The problem is here:

public static double ApplyFilterOnOneCoord(double u, double v, double Du, double Dv, int CenterX, int CenterY, double Theta, int N)
{
    double uStar = KassWitkinFunction.uStar(u, v, CenterX, CenterY, Theta);
    double vStar = KassWitkinFunction.vStar(u, v, CenterX, CenterY, Theta);
    double uStarDu = uStar / Du;
    double vStarDv = vStar / Dv;
    double sqrt = Math.Sqrt(uStarDu + vStarDv);
    double _2n = 2 * N;
    double pow = Math.Pow(sqrt, _2n);

    if (!double.IsNaN(sqrt) && Math.Abs(pow - Math.Pow(uStarDu + vStarDv, N)) > 1e-7)
    {
         //execution will never reach here!!
    }
    pow = Math.Pow(uStarDu + vStarDv, N);
    double div = 1 + 0.414 * pow;
    double returns = 1 / div;
    return returns;
}

What I don't understand is why should we take the square root, before computing the Math.Pow, especially when we know that the power is an even number. The only thing it does (besides making the code more complex and slow) is to generate NaN for negative values.

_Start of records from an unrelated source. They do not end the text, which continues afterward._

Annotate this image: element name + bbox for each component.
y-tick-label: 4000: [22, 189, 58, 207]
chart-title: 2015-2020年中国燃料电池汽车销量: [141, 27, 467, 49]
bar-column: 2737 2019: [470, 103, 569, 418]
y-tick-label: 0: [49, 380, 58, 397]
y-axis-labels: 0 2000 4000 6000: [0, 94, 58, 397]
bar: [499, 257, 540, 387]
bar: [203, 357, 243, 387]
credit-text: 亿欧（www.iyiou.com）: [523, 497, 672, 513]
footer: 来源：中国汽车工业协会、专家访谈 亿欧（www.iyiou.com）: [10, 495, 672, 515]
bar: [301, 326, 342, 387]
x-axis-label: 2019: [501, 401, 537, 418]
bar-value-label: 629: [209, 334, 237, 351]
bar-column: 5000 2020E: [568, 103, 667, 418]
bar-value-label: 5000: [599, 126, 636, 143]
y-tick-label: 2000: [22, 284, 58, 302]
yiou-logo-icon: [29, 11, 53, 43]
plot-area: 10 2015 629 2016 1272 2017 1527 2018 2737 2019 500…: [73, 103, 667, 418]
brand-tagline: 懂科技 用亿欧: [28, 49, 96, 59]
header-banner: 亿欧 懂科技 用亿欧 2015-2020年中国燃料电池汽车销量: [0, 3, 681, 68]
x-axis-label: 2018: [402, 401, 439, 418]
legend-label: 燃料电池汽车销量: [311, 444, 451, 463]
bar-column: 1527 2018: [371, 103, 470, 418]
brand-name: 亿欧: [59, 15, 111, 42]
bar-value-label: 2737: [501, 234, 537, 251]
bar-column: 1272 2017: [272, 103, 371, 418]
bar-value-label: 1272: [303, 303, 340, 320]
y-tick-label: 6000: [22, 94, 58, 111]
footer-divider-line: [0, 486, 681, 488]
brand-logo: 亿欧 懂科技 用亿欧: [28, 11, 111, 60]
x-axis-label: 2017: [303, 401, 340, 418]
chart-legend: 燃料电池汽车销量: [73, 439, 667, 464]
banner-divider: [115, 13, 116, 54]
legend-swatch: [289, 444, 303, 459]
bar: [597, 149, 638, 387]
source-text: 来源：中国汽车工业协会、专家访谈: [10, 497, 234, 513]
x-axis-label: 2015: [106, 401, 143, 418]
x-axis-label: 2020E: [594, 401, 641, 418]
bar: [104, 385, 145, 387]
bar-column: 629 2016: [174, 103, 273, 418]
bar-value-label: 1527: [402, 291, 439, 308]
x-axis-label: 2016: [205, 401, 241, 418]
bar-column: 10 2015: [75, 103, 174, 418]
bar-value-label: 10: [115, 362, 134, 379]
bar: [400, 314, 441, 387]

I'm not sure if the entire computation is right now, but now all the 12 filtered images appear!

This is used in pre-processing, and is claimed to come from the paper by Kass and Within. I tried to read the original paper, but the quality is very low and hard to read. Do you happen to have a link to a better quality scan of their [15] reference?